Андрей возится у плиты, открывая духовой шкаф, и достает дымящийся пирог с ароматом ягод. С улыбкой наблюдаю, как мужчина доносит угощение до стола и ставит его прямо на скатерть.
– Ваш любимый, – говорит он.
– Невероятный аромат, я так скучала по вашим изыскам, – благодарно киваю я, втягивая носом запах вишнёвого пирога.
– Мне очень приятно, что не забыли, – смущённо отвечает он и уходит, чтобы через несколько минут заставить стол чайником с чаем, кружкой, всевозможными булочками и ягодными пирожными.
– Вы меня балуете, – смеюсь я, поднимая на зардевшегося мужчину голову. – Я всё это не съем, а если и съем, то выкатывать меня будете.
– Молодое тело требует силы. Поэтому справитесь, – подмигивает мне, а я продолжаю хихикать, словно оказалась дома. Так приятно. Так неописуемо легко и свободно с ним говорить. Но лицо мужчины в секунду преображается. Улыбка стирается с лица, а глаза опускаются в пол.
– Простите, – бормочет он, явно стушевавшись от чего-то, и буквально убегает из кухни. Удивлённо смотрю ему вслед и не понимаю, что произошло с ним.
– Мило, – раздаётся голос Вэлериу сбоку от меня. И я осознаю, что совершенно забыла о его присутствии, полностью поглощённая собственными переживаниями и радостью от появления Андрея.
– За что ты так с ним? Он очень любезен, – возмущаюсь, бросая на парня, довольно ухмыляющегося, злой взгляд. Ведь это дело его рук, а точнее, мыслей. Он его заставил убежать отсюда.
– Он мне мешает. И тебе мешает принимать пищу, – цокает Вэлериу, удобнее устраиваясь на стуле.
– Конечно, всё хорошее тебе мешает. Тебе нравится только унижать людей и заставлять трястись в твоём присутствии, – кривлюсь, наливая себе чай.

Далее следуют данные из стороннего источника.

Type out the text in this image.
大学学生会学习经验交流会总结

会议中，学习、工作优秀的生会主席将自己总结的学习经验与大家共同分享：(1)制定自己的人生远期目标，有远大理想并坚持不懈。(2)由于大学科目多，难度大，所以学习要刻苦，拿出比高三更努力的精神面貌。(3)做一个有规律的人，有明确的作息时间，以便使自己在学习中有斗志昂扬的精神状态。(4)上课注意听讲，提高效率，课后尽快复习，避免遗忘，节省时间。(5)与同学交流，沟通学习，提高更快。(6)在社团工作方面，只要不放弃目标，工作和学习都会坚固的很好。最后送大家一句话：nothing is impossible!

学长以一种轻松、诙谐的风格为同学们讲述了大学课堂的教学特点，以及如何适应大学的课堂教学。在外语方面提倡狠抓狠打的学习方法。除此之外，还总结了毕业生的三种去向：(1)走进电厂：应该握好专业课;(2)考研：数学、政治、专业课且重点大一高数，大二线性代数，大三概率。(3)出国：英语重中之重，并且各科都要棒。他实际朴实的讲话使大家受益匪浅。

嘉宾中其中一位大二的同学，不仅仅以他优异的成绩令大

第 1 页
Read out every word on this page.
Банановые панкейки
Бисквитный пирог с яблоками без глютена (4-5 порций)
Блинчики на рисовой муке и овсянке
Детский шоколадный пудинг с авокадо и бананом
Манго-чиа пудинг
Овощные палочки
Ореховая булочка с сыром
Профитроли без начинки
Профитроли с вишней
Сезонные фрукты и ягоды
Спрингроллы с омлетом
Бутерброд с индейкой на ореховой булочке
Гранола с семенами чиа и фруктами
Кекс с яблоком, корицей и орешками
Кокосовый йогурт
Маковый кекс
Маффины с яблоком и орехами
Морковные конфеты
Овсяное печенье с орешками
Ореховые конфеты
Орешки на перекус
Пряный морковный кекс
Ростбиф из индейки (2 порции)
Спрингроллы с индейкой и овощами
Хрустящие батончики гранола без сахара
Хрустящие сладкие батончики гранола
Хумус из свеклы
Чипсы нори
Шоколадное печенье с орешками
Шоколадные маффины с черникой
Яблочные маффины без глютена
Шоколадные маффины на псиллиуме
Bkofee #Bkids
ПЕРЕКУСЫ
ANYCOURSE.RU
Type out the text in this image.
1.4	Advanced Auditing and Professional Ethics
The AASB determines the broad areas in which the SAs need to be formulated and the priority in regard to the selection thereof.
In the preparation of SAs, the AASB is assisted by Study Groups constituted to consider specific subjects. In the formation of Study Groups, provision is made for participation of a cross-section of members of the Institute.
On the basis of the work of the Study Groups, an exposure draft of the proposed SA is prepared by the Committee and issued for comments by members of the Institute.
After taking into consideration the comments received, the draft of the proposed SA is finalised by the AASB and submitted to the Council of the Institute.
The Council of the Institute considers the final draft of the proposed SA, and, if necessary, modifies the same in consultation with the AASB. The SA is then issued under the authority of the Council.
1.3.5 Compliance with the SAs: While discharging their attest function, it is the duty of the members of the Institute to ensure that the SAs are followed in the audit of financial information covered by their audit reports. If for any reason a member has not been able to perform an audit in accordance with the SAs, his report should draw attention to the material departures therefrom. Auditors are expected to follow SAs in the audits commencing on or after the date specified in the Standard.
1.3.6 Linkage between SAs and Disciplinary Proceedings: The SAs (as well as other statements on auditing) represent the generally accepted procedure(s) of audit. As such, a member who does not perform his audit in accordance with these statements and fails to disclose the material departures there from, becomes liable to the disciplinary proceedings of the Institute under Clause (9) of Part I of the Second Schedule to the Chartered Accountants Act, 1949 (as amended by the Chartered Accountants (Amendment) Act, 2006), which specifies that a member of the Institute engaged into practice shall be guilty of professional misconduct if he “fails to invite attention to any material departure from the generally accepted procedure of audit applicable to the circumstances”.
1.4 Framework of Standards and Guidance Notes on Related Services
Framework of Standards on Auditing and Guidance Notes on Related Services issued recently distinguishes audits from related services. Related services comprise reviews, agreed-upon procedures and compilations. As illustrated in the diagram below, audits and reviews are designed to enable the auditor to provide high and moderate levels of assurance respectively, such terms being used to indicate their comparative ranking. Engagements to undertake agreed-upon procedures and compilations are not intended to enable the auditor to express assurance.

– Мне нравится точность в действиях. Сделал – свободен. Не терплю, когда с моими гостями фамильярничают, – и столько надменности, что тошно. Хочется уязвить его за Андрея. Ни в чём же не виноват, а он такой противный. Очень напоминает Луку.
– Почему он не такой как ты? Не обратился? – перевожу тему, потому что знаю наверняка, что новый спор ни к чему хорошему не приведёт. Беру булочку и отламываю кусочек, забрасывая в рот.
– Кровь уже стара. Он умрёт, если вернёт свою сущность, – тут же отвечает он, пока я пережёвываю еду.
– Так вы можете быть обычными людьми? Ведь Лука и Петру, мама и Иона, Дорина, да все, кто окружали меня, были людьми, – спрашивая его, отпиваю чай.
– Нет, обычными людьми мы быть не можем. Но при нерегулярном питании кровью, тело начинает стареть. Кровь становится слабее и пускает по венам яд, который медленно убивает нас. Человеческая сущность – смертельна. Петру сильно постарел, и если бы ещё пару лет я лежал там, то и он бы больше не имел возможности быть среди нас. А вот Лука не противился питанию, оставшись молодым и сильным. Женщины тоже постарели, ведь обращение возможно только до первой луны девятнадцатого года.